Finalmente: troncos azules se elevan de un suelo rojo, una nube verde, el agua amarilla, el cielo espiral... La tierra exhala un grito...
¡Este perdulario en todo...! Menos en la pintura, en la pintura... Y, luego:
Cuervos negros se abaten desde el cielo negro y azul sobre los campos de trigo amarillo.
"En este momento me quedan cinco francos en el bolsillo"
(538).
"...en mi calidad de pintor y de obrero..." (577).
(...)
El tema (la tierra) era suntuoso.
Sólo faltaba el sol con un celo soberbio, una majestad cotidiana, para magnificar su bulto y su corteza fantástica.
Ha trazado en su mente un mapa exacto de las tierras de Montes y sus difusas y arbitrarias fronteras de piedra, de polvo y de agua. Ha descansado bajo la sombra de altos árboles, ha estado perdido entre montañas, tumbado junto al arroyo. Sale y entra por aquí y por allá, por planos y hondonadas, por umbrías y barrancos. Ha dormido en cuevas. Siguió un día el rastro del caracol, ¡qué lejos le llevó esa huella de color desconocido! Ha calmado la sed en solitarios y refrescantes manantiales. Cargado va de nuevas: el bosque es un bicho viviente de ruido (aire, hojas de árbol, el chirrido infatigable del insecto, la algazara de los pájaros, el color furtivo, intenso e inesperado de la mariposa). Mete la cabeza en un entramado de follajes y descubre al jabalí escondido y temeroso en lo más hondo, jadeante y maravillado. Bajo el sofoco del sol de los eriales y secanos vuelan las piernas sobre el pedregal, transitan la senda dura, amarilla y torturada, descienden la rambla muerta de piedras grandes y quemantes, sin una gota de agua. Ya reconoce muchas y sutiles formas de pájaros, sus trinos jocundos. Sabe de plantas. Cosquillea levemente el aire sobre su piel quemada por el sol y... eso basta para que dictamine cual de los cinco vientos reinantes en la comarca señala la veleta negra que remata el campanario de la iglesia.
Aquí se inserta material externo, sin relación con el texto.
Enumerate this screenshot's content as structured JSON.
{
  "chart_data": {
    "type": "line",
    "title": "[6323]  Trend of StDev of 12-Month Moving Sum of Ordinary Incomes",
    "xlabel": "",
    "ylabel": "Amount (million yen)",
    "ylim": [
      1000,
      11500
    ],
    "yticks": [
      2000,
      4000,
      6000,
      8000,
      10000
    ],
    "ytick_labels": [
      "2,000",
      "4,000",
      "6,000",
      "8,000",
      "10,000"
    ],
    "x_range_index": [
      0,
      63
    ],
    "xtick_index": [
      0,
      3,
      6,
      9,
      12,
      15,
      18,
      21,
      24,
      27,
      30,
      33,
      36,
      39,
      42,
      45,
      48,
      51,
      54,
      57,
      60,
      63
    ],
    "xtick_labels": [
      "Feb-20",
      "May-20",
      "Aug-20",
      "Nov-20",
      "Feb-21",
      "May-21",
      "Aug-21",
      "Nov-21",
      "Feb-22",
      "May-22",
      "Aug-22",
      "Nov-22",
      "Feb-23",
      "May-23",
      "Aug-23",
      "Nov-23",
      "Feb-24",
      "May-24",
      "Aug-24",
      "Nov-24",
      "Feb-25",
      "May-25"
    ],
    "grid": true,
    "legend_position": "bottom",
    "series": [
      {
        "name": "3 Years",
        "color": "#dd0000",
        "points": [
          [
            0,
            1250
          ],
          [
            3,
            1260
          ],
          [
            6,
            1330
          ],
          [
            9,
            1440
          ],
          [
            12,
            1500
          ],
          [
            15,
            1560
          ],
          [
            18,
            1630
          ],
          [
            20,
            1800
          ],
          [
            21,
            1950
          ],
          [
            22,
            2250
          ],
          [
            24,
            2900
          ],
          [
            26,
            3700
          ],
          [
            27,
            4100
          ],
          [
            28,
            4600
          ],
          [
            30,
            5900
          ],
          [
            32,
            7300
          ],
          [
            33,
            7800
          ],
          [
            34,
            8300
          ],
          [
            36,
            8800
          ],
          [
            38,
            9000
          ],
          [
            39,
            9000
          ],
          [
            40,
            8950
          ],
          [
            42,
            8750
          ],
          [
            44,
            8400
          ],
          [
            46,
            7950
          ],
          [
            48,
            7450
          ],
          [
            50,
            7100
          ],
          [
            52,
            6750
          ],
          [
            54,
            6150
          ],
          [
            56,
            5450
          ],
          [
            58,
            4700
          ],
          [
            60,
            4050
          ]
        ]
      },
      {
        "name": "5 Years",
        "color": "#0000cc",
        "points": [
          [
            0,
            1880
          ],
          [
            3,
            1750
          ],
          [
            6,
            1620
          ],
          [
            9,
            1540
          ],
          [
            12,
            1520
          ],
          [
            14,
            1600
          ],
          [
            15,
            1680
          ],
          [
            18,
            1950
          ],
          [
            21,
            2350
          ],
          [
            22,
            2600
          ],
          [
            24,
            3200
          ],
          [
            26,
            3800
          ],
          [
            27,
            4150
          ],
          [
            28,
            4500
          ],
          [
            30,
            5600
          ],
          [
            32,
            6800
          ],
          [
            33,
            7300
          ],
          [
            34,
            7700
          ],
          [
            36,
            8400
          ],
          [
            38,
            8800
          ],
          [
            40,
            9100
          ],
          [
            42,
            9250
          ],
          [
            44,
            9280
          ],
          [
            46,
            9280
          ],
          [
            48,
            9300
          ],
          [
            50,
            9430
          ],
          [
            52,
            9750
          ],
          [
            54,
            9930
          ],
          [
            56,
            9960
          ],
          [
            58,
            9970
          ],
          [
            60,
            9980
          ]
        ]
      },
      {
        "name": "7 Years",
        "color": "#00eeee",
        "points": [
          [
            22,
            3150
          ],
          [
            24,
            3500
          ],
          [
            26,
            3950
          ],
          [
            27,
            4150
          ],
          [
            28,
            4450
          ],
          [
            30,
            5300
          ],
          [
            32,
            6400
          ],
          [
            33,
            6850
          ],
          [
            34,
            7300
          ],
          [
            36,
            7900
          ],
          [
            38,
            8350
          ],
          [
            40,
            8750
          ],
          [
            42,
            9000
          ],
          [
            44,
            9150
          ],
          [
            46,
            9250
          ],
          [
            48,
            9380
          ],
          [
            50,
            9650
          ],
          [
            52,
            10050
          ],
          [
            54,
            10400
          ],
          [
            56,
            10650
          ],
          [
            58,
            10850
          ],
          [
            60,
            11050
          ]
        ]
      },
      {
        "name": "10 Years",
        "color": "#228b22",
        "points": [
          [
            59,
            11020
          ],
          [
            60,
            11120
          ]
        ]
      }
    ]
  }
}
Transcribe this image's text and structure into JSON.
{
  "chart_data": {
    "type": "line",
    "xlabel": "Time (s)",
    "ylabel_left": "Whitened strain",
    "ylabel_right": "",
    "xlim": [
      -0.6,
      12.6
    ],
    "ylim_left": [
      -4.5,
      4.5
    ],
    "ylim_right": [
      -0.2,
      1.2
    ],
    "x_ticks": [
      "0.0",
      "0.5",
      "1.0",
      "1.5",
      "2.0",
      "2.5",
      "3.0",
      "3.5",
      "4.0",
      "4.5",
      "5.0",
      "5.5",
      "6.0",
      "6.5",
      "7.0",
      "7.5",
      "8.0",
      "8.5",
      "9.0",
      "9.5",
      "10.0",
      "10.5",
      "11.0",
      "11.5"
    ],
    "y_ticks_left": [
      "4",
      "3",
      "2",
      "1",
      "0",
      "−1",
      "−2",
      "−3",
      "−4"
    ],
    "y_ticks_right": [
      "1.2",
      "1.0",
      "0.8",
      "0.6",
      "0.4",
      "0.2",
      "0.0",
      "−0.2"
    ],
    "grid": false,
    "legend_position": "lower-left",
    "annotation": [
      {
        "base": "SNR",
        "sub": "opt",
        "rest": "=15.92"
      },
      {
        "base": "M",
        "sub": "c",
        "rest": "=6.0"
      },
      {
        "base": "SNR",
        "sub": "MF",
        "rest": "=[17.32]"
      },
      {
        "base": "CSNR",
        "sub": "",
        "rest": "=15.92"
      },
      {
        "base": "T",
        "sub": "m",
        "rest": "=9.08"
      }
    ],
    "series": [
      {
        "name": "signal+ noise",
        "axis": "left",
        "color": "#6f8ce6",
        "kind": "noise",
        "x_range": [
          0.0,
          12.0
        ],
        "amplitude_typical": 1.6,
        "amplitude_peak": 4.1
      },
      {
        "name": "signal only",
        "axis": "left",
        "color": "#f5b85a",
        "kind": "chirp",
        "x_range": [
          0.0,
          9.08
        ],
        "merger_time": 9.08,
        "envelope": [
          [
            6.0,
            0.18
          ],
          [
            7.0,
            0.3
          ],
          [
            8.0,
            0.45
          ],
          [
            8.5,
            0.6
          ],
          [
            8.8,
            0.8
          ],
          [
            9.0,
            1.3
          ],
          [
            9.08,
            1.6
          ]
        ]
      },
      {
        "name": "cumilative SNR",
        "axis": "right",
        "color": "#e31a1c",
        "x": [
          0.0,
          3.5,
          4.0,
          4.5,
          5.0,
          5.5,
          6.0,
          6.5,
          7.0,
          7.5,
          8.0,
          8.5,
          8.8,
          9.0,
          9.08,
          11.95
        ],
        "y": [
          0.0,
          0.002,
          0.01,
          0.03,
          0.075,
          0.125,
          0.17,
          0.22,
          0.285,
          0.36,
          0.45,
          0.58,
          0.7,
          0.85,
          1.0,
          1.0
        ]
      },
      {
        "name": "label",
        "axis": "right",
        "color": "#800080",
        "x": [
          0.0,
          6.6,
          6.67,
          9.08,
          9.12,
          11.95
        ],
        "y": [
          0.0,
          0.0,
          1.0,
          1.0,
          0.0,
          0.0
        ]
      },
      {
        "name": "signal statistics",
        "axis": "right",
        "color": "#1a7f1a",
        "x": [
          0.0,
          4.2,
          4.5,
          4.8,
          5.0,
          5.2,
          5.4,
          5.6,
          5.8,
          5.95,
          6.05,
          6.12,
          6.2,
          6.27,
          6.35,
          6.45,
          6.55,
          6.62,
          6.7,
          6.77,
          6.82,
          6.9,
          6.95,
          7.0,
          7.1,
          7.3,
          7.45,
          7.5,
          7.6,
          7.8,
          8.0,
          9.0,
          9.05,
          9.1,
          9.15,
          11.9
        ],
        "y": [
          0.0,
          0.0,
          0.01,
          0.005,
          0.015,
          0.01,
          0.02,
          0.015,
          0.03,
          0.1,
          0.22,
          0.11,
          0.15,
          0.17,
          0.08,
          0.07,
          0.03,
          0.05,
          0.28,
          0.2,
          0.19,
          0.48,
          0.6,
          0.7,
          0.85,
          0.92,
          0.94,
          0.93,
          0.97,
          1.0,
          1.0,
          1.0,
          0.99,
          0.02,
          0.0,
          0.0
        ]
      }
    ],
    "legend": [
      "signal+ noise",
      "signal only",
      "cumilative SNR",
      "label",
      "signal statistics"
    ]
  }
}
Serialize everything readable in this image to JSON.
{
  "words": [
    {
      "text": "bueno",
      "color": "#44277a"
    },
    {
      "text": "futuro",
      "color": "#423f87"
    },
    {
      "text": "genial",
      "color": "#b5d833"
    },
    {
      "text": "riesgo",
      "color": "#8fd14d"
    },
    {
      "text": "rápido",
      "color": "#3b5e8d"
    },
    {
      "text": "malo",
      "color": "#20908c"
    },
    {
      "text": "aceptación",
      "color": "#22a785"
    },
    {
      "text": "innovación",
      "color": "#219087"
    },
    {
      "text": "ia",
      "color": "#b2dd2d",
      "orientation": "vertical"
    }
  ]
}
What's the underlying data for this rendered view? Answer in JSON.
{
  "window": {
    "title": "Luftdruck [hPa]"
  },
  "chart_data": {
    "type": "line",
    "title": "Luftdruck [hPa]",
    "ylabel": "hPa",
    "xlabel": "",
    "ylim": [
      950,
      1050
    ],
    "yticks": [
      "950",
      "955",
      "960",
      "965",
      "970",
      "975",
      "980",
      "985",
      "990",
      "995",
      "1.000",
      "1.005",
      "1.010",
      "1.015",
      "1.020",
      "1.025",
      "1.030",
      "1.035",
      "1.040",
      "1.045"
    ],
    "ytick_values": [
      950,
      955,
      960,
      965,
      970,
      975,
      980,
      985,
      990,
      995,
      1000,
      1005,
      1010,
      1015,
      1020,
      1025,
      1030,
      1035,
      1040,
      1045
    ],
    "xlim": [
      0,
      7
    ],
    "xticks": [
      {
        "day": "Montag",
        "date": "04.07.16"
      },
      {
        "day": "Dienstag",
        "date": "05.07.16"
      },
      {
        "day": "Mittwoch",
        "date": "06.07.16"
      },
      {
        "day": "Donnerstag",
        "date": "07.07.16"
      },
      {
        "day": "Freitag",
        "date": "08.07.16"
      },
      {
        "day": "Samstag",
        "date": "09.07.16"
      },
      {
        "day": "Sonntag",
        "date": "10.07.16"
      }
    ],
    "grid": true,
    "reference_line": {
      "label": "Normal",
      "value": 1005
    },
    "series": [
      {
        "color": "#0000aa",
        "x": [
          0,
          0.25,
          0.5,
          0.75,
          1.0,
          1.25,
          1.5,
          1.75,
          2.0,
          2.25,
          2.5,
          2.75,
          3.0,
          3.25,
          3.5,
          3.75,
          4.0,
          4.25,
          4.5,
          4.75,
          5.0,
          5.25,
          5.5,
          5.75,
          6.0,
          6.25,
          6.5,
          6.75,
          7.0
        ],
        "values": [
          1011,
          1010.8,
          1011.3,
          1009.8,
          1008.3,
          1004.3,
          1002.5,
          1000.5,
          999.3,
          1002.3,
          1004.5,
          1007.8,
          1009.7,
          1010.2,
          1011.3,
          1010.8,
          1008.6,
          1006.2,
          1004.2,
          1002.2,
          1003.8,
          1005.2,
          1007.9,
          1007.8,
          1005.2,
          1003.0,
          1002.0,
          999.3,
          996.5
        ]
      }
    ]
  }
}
Después de las duras caminatas alcanza el pueblo durmiente, en silencio bajo la potestad del sol.
Ha hecho del verano la culminación siempre renovada, ha hecho de él su verdadero aposento, el único refugio. A la excitación de la andanza sucede la promesa pueril de la espera. Abre las pesadas puertas de madera de la casa, y un frescor oscuro se estampa en el rostro anhelante todavía, lleno de sudor.
Abierto de par en par el balcón, el aire caliente penetra en la casa sumida en sombras y transmite la peripecia del monte, la dureza de la roca, el agua viscosa del arroyo, el canto de la cigarra, el crujido de la tierra, los colores del mundo. Puede que haya gozo, y el pesar a veces, escondidos en el alma enorme.
Ha descubierto la tierra. Ha enclavado su destino para siempre en las cosas de la tierra.
Está en el tiempo, ha logrado ese milagro. Tiene conciencia de sí y de la premura incomprensible de la vida náufraga deslizándose hacia la nada más patética e inmutable.
Ya tiene la forma del discurso.
(Hojas 257-59.)
(...)
Carga la mochila a la espalda, a la cintura la cantimplora vacía, un sombrero de paja le cubre la cabeza. Está exhausto, y tiene sed. Se ha aproximado a las primeras casas. La calle es larga y estrecha. Sin gentes. El olor a guisos de comida parece salir de los goznes de las ventanas, de las mismas piedras. Casas y gentes, ventanas y piedras están sumidos en una quietud de roca milenaria, telúrica, un estatismo absoluto de color, de trazo inerte. Una vida inmóvil, una imagen detenida en un plano de magia y mudez. El cielo es de un azul hondo. Sólo cerca de la cuesta que conduce a la plaza alcanza a oír algo: el sonido de un televisor, y luego de dos, y de tres.
(...)
"Usted no es Vincent van Gogh", solía decirse sonriendo para sí y mirando a los demás tan absortos en sus asuntos, tan indiferentes a él al cabo de poco tiempo de su llegada al pueblo.
(...)
Por lo demás, escribía muchas cartas. Eran cartas de una extensión poco común, y dos o tres eran perversas.